Mijn hoofd wilde meegaan in de hoop van de jongen tegenover mij. Mijn hart trouwens ook. Iedere docent en iedere hulpverlener wil immers niks liever dan die ene getroebleerde jongere redden (of nog beter: álle getroebleerde jongeren). En daar is hoop en geloof voor nodig. Maar mijn ervaringen van de afgelopen jaren vochten om voorrang. Bijna alle vorige studenten met vaak vergrote pupillen hebben het niet gered. Heel veel studenten met ernstige angstaanvallen, paniekstoornissen of psychiatrische stoornissen ook niet. We konden ze niet bieden wat ze nodig hadden ook al zijn we altijd open en hebben we een kei-strak rooster. Is Structuur dan nog wel het toverwoord?

De volgende dag was Stefan op school. Hij liep (best op tijd) binnen met zijn hoodie over zijn hoofd, koptelefoon eronder, direct naar het tafeltje achterin, in de hoek. Daar legde hij zijn hoofd op tafel. Mijn hart maakte een sprongetje. Hij was er! Fantastisch, wat een stap! Dan maar even met zijn hoofd op tafel. Een kwartier later lag hij echt te slapen wat mijn enthousiasme temperde. Ik maakte hem wakker en vroeg hem rechtop te zitten. Stefan was niet alleen; er zaten nog ruim 20 studenten in de klas. Fijn dat hij er was, maar de andere studenten keken al een tijdje meewarig naar de hoek. Niet inspirerend voor hen. Maar hé, als Stefan elke dag zou komen en elke dag iets verder omhoog zou veren, tekende ik ervoor. Dromen over Structuur.

Stefan is na die dag amper nog op school geweest. Een paar weken later zaten we opnieuw aan tafel met hem, zijn moeder en twee nieuwe hulpverleners. Hij woonde inmiddels weer beschermd. Dit moest het worden, nu voelde het ‘echt goed’. Echt waar. ‘Mijn behandelaar hamert erop dat ik naar school ga en Structuur in mijn leven krijg.’ Ik snapte het, maar zag het niet gebeuren. Er moesten eerst andere dingen aangepakt worden voordat wij met onze lessen Structuur konden gaan bieden. Wij zijn geen behandelaars, geen Structuurfabrieken en geen oppassers voor zorgkinderen.
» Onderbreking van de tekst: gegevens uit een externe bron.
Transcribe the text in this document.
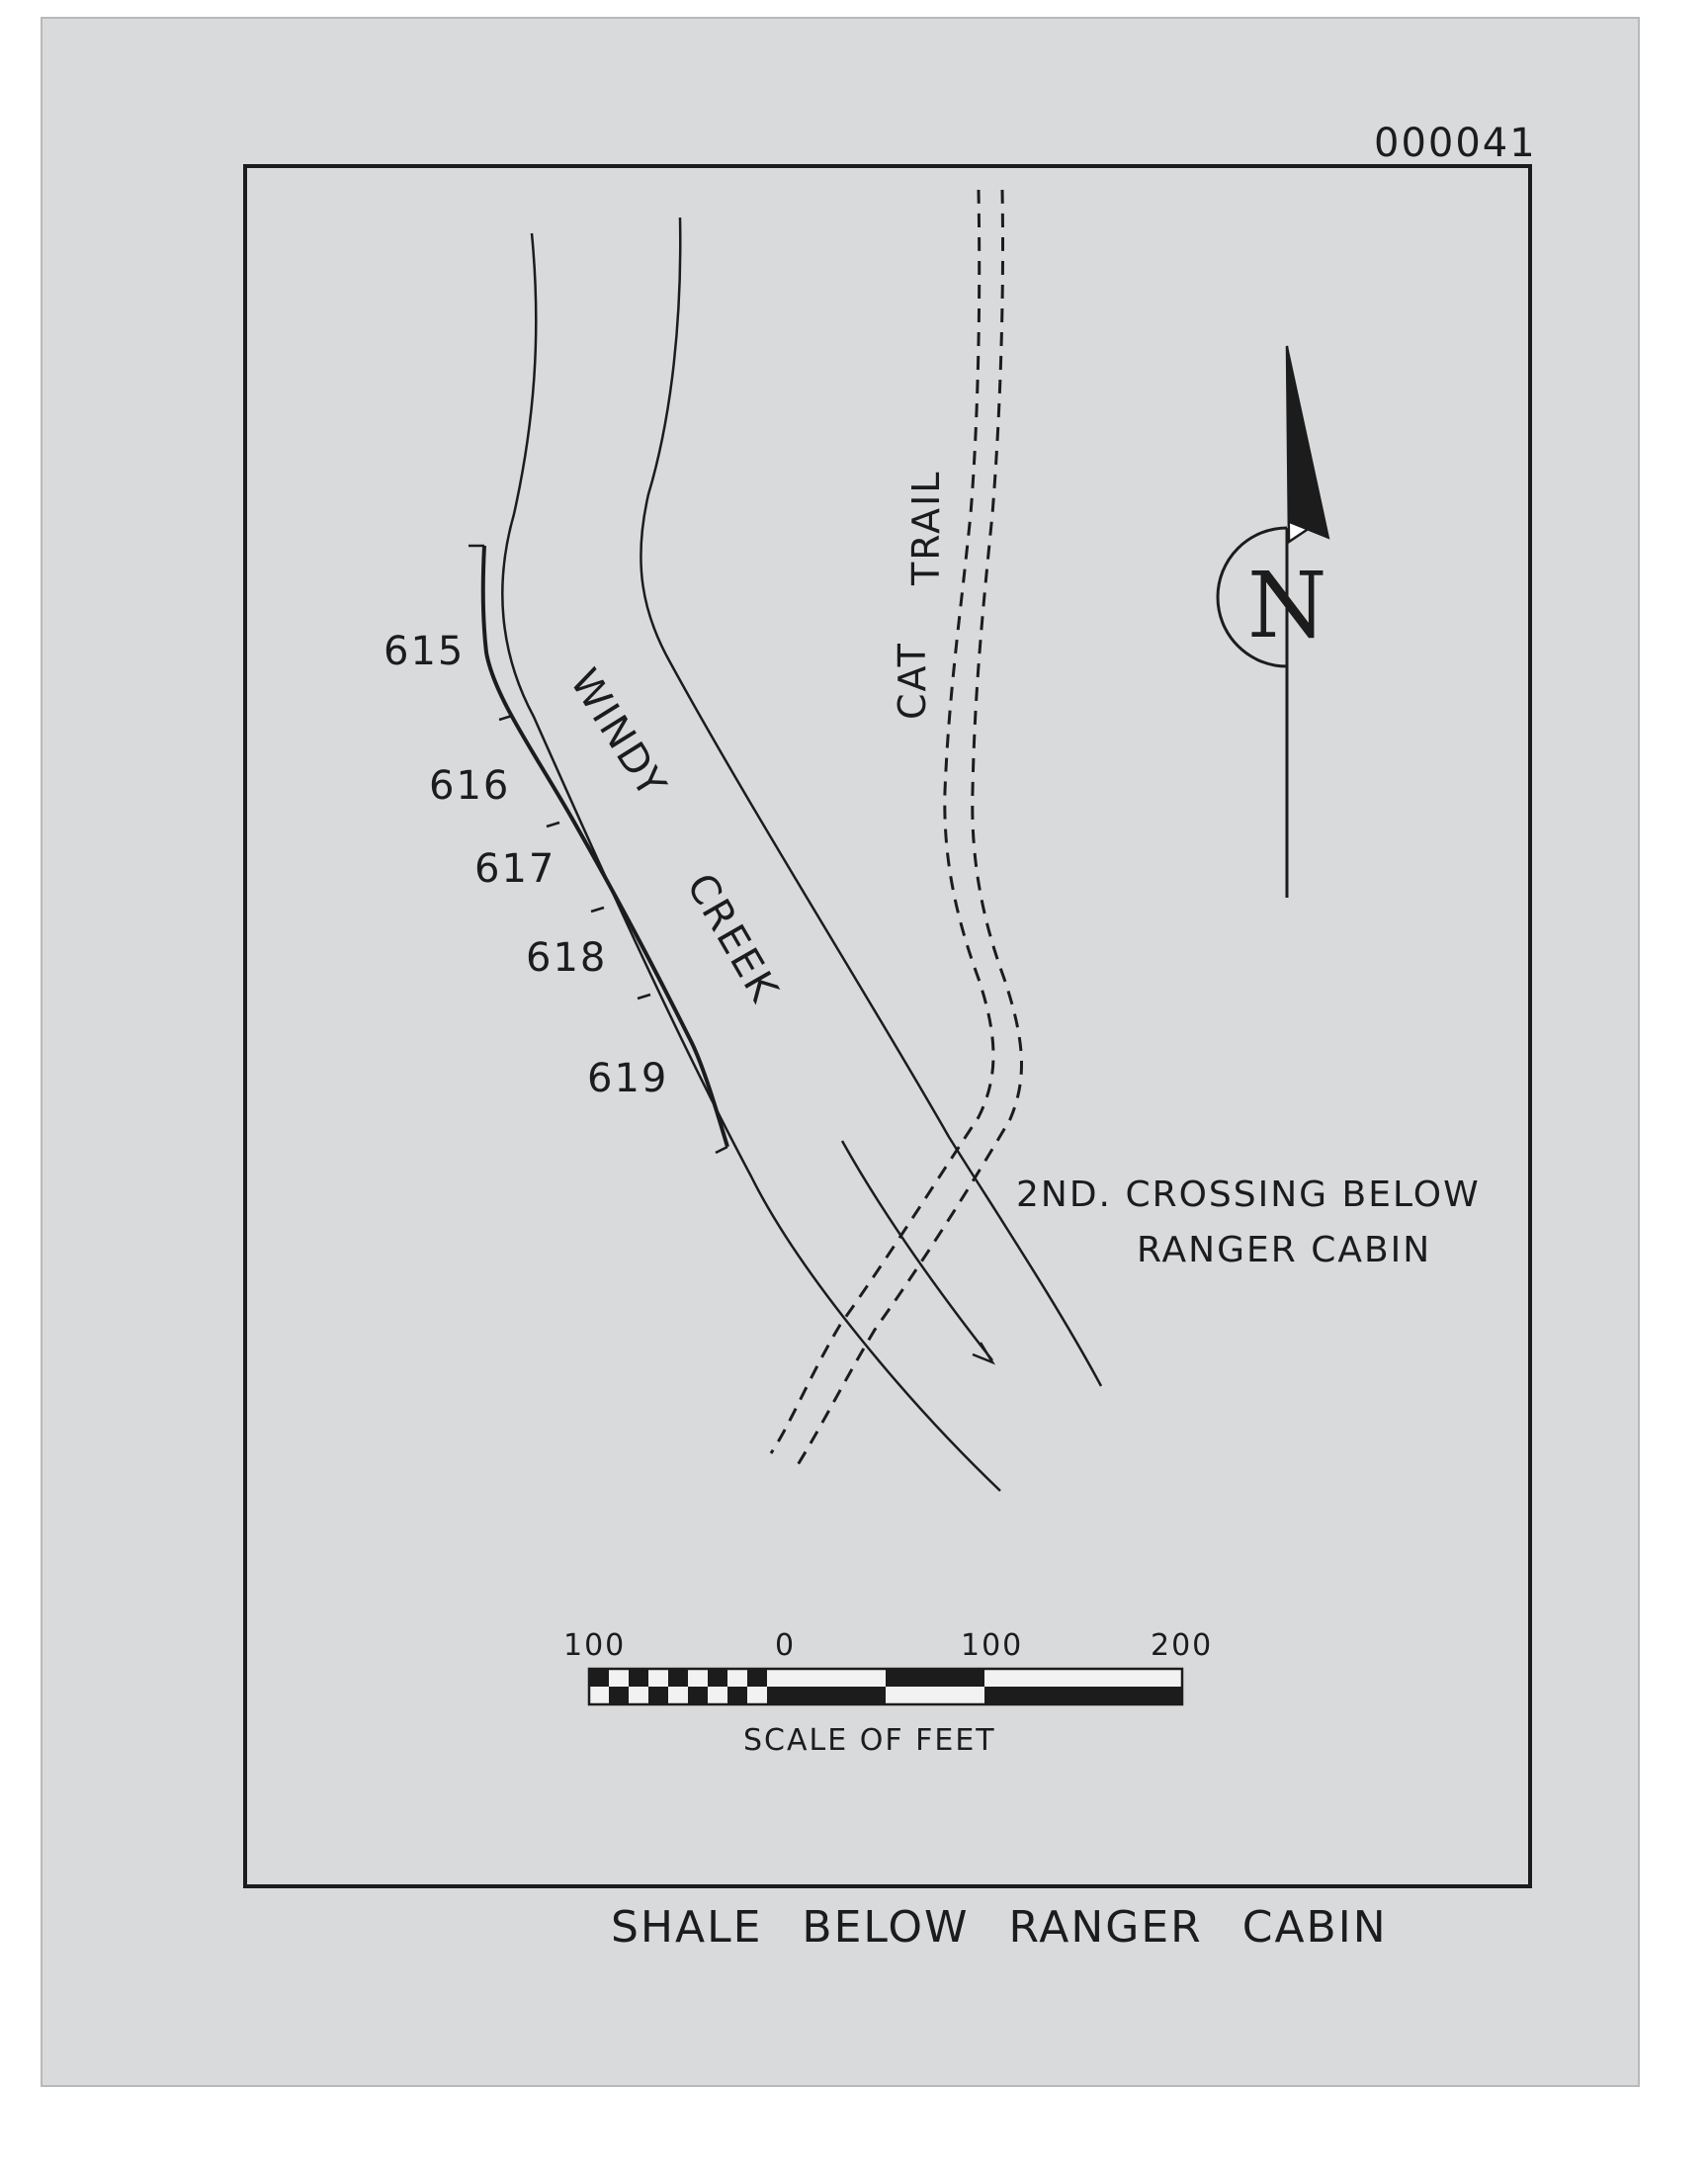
000041
615
616
617
618
619
WINDY
CREEK
CAT
TRAIL
2ND. CROSSING BELOW
RANGER CABIN
N
100	0	100	200
SCALE OF FEET
SHALE BELOW RANGER CABIN
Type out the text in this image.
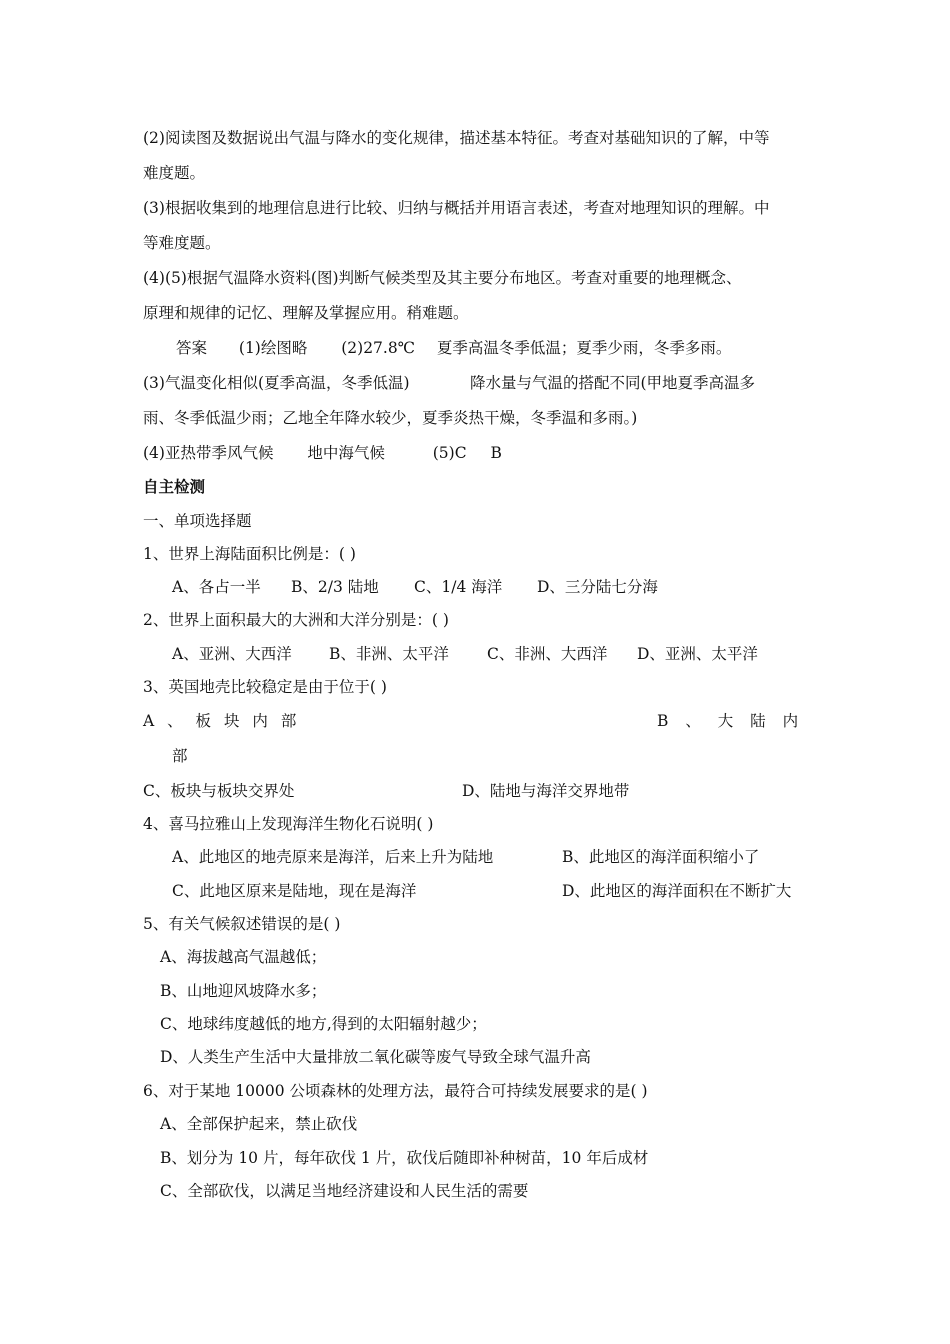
(2)阅读图及数据说出气温与降水的变化规律，描述基本特征。考查对基础知识的了解，中等
难度题。
(3)根据收集到的地理信息进行比较、归纳与概括并用语言表述，考查对地理知识的理解。中
等难度题。
(4)(5)根据气温降水资料(图)判断气候类型及其主要分布地区。考查对重要的地理概念、
原理和规律的记忆、理解及掌握应用。稍难题。
答案 (1)绘图略 (2)27.8℃ 夏季高温冬季低温；夏季少雨，冬季多雨。
(3)气温变化相似(夏季高温，冬季低温)	降水量与气温的搭配不同(甲地夏季高温多
雨、冬季低温少雨；乙地全年降水较少，夏季炎热干燥，冬季温和多雨。)
(4)亚热带季风气候 地中海气候	(5)C B
自主检测
一、单项选择题
1、世界上海陆面积比例是：( )
A、各占一半 B、2/3 陆地 C、1/4 海洋 D、三分陆七分海
2、世界上面积最大的大洲和大洋分别是：( )
A、亚洲、大西洋 B、非洲、太平洋 C、非洲、大西洋 D、亚洲、太平洋
3、英国地壳比较稳定是由于位于( )
A 、 板 块 内 部	B 、 大 陆 内
部
C、板块与板块交界处	D、陆地与海洋交界地带
4、喜马拉雅山上发现海洋生物化石说明( )
A、此地区的地壳原来是海洋，后来上升为陆地	B、此地区的海洋面积缩小了
C、此地区原来是陆地，现在是海洋	D、此地区的海洋面积在不断扩大
5、有关气候叙述错误的是( )
A、海拔越高气温越低；
B、山地迎风坡降水多；
C、地球纬度越低的地方,得到的太阳辐射越少；
D、人类生产生活中大量排放二氧化碳等废气导致全球气温升高
6、对于某地 10000 公顷森林的处理方法，最符合可持续发展要求的是( )
A、全部保护起来，禁止砍伐
B、划分为 10 片，每年砍伐 1 片，砍伐后随即补种树苗，10 年后成材
C、全部砍伐，以满足当地经济建设和人民生活的需要
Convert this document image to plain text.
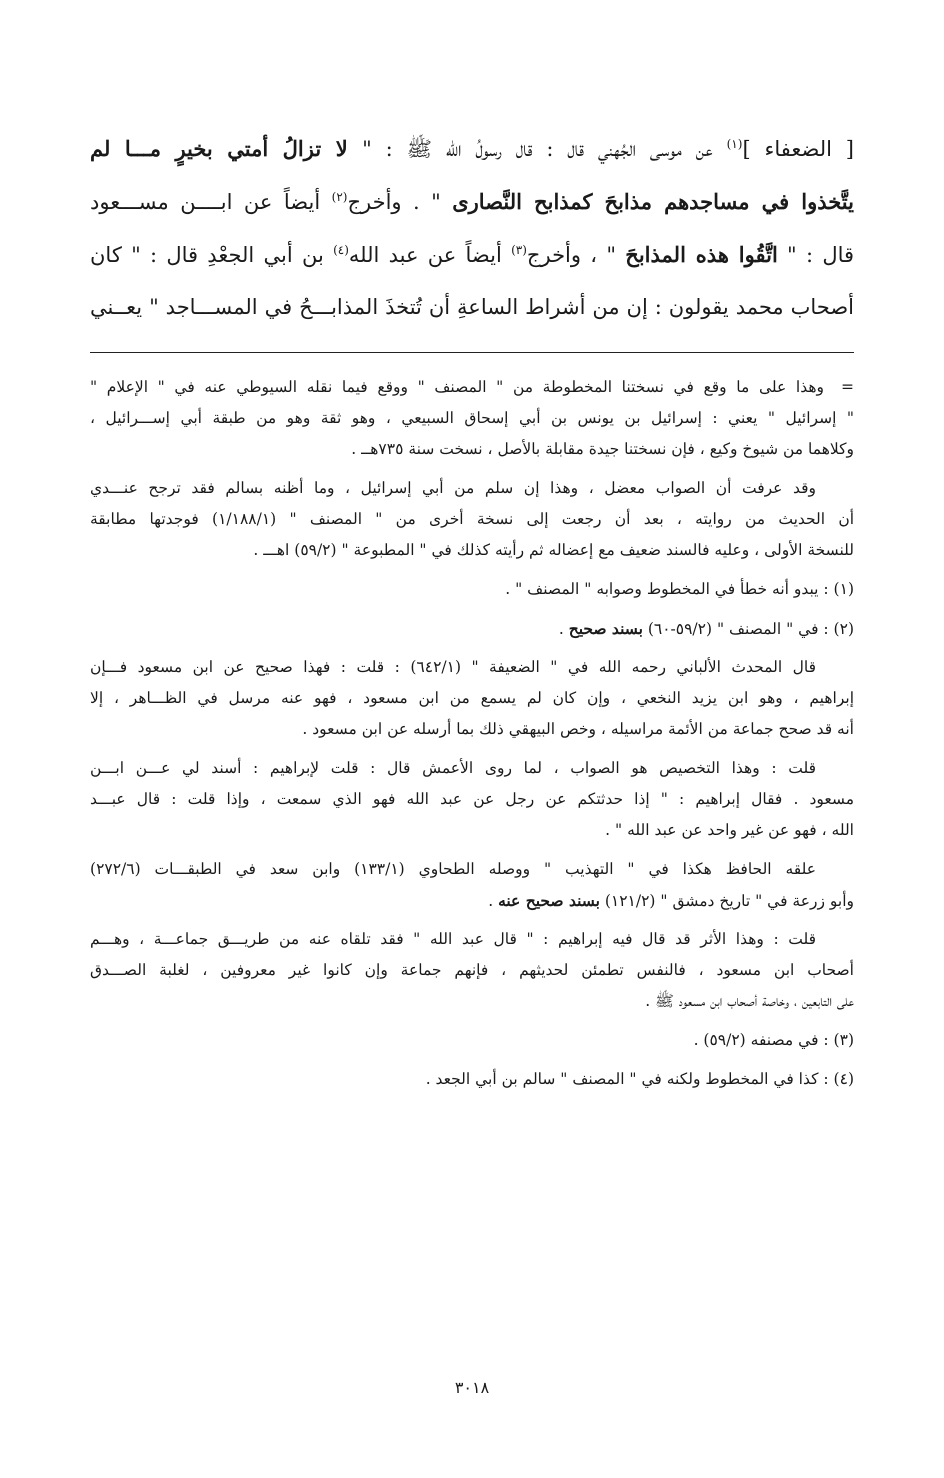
[ الضعفاء ]$^{(١)}$ عن موسى الجُهني قال : قال رسولُ الله ﷺ : " لا تزالُ أمتي بخيرٍ مـــا لم
يتَّخذوا في مساجدهم مذابحَ كمذابح النَّصارى " . وأخرج$^{(٢)}$ أيضاً عن ابــــن مســـعود
قال : " اتَّقُوا هذه المذابحَ " ، وأخرج$^{(٣)}$ أيضاً عن عبد الله$^{(٤)}$ بن أبي الجعْدِ قال : " كان
أصحاب محمد يقولون : إن من أشراط الساعةِ أن تُتخذَ المذابـــحُ في المســـاجد " يعــني
=وهذا على ما وقع في نسختنا المخطوطة من " المصنف " ووقع فيما نقله السيوطي عنه في " الإعلام "
" إسرائيل " يعني : إسرائيل بن يونس بن أبي إسحاق السبيعي ، وهو ثقة وهو من طبقة أبي إســـرائيل ،
وكلاهما من شيوخ وكيع ، فإن نسختنا جيدة مقابلة بالأصل ، نسخت سنة ٧٣٥هــ .
وقد عرفت أن الصواب معضل ، وهذا إن سلم من أبي إسرائيل ، وما أظنه بسالم فقد ترجح عنـــدي
أن الحديث من روايته ، بعد أن رجعت إلى نسخة أخرى من " المصنف " (١/١٨٨/١) فوجدتها مطابقة
للنسخة الأولى ، وعليه فالسند ضعيف مع إعضاله ثم رأيته كذلك في " المطبوعة " (٥٩/٢) اهـــ .
(١) : يبدو أنه خطأ في المخطوط وصوابه " المصنف " .
(٢) : في " المصنف " (٥٩/٢-٦٠) بسند صحيح .
قال المحدث الألباني رحمه الله في " الضعيفة " (٦٤٢/١) : قلت : فهذا صحيح عن ابن مسعود فـــإن
إبراهيم ، وهو ابن يزيد النخعي ، وإن كان لم يسمع من ابن مسعود ، فهو عنه مرسل في الظـــاهر ، إلا
أنه قد صحح جماعة من الأئمة مراسيله ، وخص البيهقي ذلك بما أرسله عن ابن مسعود .
قلت : وهذا التخصيص هو الصواب ، لما روى الأعمش قال : قلت لإبراهيم : أسند لي عـــن ابـــن
مسعود . فقال إبراهيم : " إذا حدثتكم عن رجل عن عبد الله فهو الذي سمعت ، وإذا قلت : قال عبـــد
الله ، فهو عن غير واحد عن عبد الله " .
علقه الحافظ هكذا في " التهذيب " ووصله الطحاوي (١٣٣/١) وابن سعد في الطبقـــات (٢٧٢/٦)
وأبو زرعة في " تاريخ دمشق " (١٢١/٢) بسند صحيح عنه .
قلت : وهذا الأثر قد قال فيه إبراهيم : " قال عبد الله " فقد تلقاه عنه من طريـــق جماعـــة ، وهـــم
أصحاب ابن مسعود ، فالنفس تطمئن لحديثهم ، فإنهم جماعة وإن كانوا غير معروفين ، لغلبة الصـــدق
على التابعين ، وخاصة أصحاب ابن مسعود ﷺ .
(٣) : في مصنفه (٥٩/٢) .
(٤) : كذا في المخطوط ولكنه في " المصنف " سالم بن أبي الجعد .
٣٠١٨
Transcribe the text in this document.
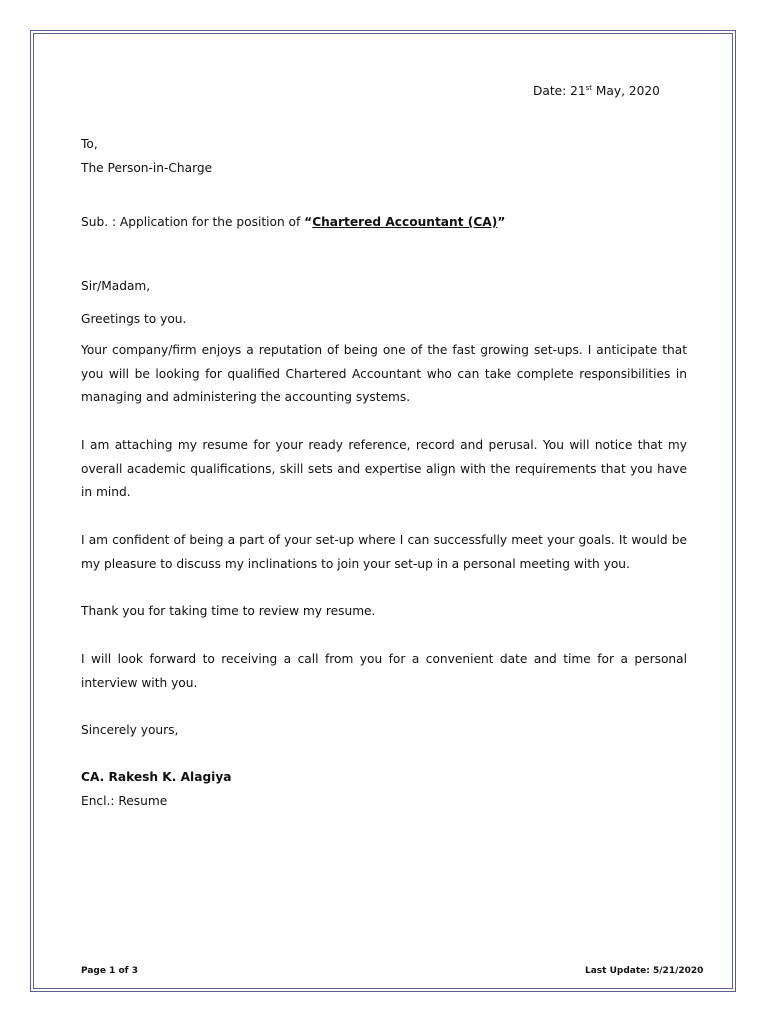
Date: 21st May, 2020
To,
The Person-in-Charge
Sub. : Application for the position of “Chartered Accountant (CA)”
Sir/Madam,
Greetings to you.
Your company/firm enjoys a reputation of being one of the fast growing set-ups. I anticipate that you will be looking for qualified Chartered Accountant who can take complete responsibilities in managing and administering the accounting systems.
I am attaching my resume for your ready reference, record and perusal. You will notice that my overall academic qualifications, skill sets and expertise align with the requirements that you have in mind.
I am confident of being a part of your set-up where I can successfully meet your goals. It would be my pleasure to discuss my inclinations to join your set-up in a personal meeting with you.
Thank you for taking time to review my resume.
I will look forward to receiving a call from you for a convenient date and time for a personal interview with you.
Sincerely yours,
CA. Rakesh K. Alagiya
Encl.: Resume
Page 1 of 3	Last Update: 5/21/2020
We bieden onderwijs, willen jongeren begeleiden en ondersteunen om een goede burger, werknemer en vooral een fantastische versie van zichzelf te worden. Maar dat lukt gewoon niet altijd.

Beste collega’s en hulpverleningsinstanties: Structuur is soms, maar lang niet altijd het toverwoord voor studenten. Structuur is een fantastisch gegeven dat kan worden ingebed als heel veel andere dingen uit de piramide van Maslov kloppen; als de jongeren gerust zijn, als ze kunnen ademen, als ze veilig zijn en liefde en vriendschap voelen. Daarnaast moeten we bedenken of die Structuur dan altijd maar op school gezocht moet worden, tussen de twintig andere studenten die meewarig kijken of zich door de situatie juist ook onveilig voelen. Zullen we samen kijken of we nog wat meer jongeren kunnen redden door niet zo vaak en zo snel het toverwoord te gebruiken?